In its current draft, what this will do is censor not merely stuff said online that is actually illegal, which we might all applaud, but also stuff which is explicitly not illegal. As the government explained in a note accompanying the draft: ‘This type of activity can range from online bullying and abuse, to advocacy of self-harm, to spreading disinformation and misinformation. Whilst this behaviour may fall short of amounting to a criminal offence, it can have corrosive and damaging effects, creating toxic online environments and negatively impacting users’ ability to express themselves online.’

The aim, of course, is primarily to protect the kiddies who apparently all start self-harming the moment they have logged on. But the definition is broad and encompasses anything which might be considered harmful — to society, not just to an individual. Further, it will be the big social media companies that decide what should be censored and what is able to be said.

Do you trust them? We know already that Facebook, Twitter and Instagram are no lovers of freedom of speech. They are lovers, instead, of vast amounts of moolah and if governments are demanding censorship they will be happy to apply it. But they also betray a political agenda and it is one very firmly rooted in the liberal left.

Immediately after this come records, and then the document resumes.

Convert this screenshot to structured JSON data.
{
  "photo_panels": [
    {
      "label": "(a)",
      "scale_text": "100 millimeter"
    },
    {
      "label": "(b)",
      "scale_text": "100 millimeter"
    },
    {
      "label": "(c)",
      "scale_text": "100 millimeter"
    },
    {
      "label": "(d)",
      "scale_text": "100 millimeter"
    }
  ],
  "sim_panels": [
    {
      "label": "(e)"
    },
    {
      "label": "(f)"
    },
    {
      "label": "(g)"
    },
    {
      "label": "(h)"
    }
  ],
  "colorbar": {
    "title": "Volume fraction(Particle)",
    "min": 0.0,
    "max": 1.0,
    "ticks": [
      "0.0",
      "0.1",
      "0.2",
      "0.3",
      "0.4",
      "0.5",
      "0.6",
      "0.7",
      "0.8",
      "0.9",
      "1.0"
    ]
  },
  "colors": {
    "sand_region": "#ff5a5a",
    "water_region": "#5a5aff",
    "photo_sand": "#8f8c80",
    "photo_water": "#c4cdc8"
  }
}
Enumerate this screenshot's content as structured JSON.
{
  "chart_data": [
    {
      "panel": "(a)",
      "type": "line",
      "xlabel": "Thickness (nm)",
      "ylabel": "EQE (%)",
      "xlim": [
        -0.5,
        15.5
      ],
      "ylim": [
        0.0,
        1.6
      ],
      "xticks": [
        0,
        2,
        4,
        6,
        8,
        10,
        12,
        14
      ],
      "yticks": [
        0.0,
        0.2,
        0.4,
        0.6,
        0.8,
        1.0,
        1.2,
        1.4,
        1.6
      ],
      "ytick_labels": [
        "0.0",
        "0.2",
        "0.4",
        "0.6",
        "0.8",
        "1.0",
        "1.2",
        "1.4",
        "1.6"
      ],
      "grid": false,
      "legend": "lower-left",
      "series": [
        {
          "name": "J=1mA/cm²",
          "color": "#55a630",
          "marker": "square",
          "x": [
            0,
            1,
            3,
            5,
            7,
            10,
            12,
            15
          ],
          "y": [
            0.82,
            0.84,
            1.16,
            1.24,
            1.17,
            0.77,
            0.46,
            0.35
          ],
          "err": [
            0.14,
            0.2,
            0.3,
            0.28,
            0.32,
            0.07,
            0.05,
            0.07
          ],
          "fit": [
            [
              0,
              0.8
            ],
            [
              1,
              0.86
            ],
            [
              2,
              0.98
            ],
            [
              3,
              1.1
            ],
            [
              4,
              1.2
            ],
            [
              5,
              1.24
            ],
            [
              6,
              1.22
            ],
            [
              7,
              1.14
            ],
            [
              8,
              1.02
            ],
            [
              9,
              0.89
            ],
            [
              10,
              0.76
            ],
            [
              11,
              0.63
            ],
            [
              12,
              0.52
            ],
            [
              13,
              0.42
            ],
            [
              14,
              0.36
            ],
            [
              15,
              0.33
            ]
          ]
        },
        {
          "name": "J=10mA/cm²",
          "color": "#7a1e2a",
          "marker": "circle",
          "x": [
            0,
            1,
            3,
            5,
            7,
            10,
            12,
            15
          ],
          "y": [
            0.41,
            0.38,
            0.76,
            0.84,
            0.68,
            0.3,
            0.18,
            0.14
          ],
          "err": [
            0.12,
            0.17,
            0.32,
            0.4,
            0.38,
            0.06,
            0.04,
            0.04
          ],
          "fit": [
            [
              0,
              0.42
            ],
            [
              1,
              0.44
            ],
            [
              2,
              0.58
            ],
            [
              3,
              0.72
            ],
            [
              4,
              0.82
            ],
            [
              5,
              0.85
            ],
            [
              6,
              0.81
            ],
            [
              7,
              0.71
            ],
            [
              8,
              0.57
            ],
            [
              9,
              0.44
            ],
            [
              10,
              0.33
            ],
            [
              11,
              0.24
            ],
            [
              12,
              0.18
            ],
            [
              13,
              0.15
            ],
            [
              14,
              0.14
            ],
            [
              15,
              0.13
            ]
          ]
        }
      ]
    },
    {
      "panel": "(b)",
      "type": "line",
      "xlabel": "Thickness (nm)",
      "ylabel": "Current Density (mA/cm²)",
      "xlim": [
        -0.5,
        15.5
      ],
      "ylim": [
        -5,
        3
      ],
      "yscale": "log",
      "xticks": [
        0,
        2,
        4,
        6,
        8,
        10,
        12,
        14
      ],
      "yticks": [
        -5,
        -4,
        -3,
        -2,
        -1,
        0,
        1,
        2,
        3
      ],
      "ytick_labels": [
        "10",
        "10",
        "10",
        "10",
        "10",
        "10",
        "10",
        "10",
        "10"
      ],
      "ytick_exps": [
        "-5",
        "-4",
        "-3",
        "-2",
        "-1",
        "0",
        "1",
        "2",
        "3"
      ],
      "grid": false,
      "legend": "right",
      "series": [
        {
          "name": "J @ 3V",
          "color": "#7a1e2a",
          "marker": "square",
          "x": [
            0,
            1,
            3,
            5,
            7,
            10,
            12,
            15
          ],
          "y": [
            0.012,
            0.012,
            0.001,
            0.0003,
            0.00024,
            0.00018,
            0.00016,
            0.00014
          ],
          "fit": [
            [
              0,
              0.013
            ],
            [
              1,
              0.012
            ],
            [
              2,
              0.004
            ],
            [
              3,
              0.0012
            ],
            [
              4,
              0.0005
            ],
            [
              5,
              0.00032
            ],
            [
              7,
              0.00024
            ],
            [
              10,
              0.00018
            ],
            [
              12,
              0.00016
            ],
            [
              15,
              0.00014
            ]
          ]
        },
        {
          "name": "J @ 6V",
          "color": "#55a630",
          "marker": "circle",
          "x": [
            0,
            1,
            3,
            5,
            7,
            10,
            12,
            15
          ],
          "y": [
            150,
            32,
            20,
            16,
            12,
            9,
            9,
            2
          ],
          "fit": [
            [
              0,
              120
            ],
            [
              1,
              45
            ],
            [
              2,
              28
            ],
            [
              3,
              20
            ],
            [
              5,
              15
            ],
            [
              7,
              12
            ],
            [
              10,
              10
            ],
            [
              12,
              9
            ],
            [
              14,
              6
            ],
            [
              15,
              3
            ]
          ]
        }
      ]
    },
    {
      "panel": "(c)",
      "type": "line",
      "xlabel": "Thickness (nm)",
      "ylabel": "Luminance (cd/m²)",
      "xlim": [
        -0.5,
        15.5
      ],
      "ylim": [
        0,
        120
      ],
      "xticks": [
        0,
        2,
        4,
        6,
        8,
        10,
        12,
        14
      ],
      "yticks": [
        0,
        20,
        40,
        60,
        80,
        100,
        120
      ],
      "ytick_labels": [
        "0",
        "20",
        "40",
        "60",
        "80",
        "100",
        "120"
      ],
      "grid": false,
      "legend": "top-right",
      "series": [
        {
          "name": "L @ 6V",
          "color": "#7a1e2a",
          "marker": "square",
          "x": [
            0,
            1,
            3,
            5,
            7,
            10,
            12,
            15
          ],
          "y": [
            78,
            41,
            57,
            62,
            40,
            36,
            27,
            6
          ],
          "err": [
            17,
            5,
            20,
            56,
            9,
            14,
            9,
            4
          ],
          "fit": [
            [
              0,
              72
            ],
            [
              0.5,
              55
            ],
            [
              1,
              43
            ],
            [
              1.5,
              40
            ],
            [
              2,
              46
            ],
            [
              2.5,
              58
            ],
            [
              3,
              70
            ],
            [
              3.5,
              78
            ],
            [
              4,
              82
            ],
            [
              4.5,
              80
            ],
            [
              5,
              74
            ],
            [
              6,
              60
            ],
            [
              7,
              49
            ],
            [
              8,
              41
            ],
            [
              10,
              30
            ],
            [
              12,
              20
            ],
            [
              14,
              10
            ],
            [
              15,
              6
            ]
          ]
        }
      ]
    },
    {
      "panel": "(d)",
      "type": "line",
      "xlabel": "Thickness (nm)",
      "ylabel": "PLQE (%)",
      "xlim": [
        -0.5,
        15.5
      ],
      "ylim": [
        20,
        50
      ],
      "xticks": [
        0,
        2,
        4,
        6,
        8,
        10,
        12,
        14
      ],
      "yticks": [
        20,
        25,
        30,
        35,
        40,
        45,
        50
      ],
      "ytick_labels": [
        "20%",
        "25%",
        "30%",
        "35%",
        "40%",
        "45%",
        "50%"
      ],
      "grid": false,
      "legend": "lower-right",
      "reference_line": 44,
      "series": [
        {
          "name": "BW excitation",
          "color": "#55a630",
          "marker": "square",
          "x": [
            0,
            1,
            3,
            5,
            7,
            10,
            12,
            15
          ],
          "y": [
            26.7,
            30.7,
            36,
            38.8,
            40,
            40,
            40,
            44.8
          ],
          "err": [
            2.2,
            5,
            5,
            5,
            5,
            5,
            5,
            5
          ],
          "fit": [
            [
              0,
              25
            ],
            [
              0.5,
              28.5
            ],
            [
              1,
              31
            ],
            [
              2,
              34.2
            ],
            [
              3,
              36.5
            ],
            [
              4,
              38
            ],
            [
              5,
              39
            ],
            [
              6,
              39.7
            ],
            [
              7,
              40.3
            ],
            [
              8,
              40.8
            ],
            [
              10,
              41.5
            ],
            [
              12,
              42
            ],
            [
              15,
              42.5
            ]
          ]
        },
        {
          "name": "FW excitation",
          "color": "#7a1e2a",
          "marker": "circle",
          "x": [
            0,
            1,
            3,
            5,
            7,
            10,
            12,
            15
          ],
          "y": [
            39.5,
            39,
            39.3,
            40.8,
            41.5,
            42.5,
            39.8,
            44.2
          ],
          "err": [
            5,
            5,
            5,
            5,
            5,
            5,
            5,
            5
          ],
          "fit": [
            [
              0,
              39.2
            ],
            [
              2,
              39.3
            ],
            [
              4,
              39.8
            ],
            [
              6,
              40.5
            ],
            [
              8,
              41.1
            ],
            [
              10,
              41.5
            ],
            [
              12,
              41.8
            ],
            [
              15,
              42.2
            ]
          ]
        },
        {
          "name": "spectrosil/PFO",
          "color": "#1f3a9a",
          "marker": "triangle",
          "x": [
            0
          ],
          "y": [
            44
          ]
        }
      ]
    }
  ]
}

That much you may have noted from their truly shocking behaviour during the last US presidential election, when stories disadvantageous to the Democrat candidate were quite brazenly suppressed and in the end President Trump had almost his entire access to social media rescinded. More recently, though, Facebook et al have been engaged in a war against those who have their doubts about the usefulness of lockdowns, the safety of anti-Covid vaccines, the necessity of social distancing and indeed the threat posed by any one of the Covid variants themselves. Posts which suggest Covid is, all in all, a bit of a doddle are removed. Last February posts were taken down which wondered if there might be a link between the new Covid vaccines and the formation of blood clots — something that turned out to be true.

The effect of this authoritarianism will be to drive dissenting views underground, and to ramp up the hysteria among the doubters thus enabling them to claim, with some accuracy, that the truth is being suppressed. In short, it will make the internet an even worse place than it is now: more corrosive, more bitter, more divided.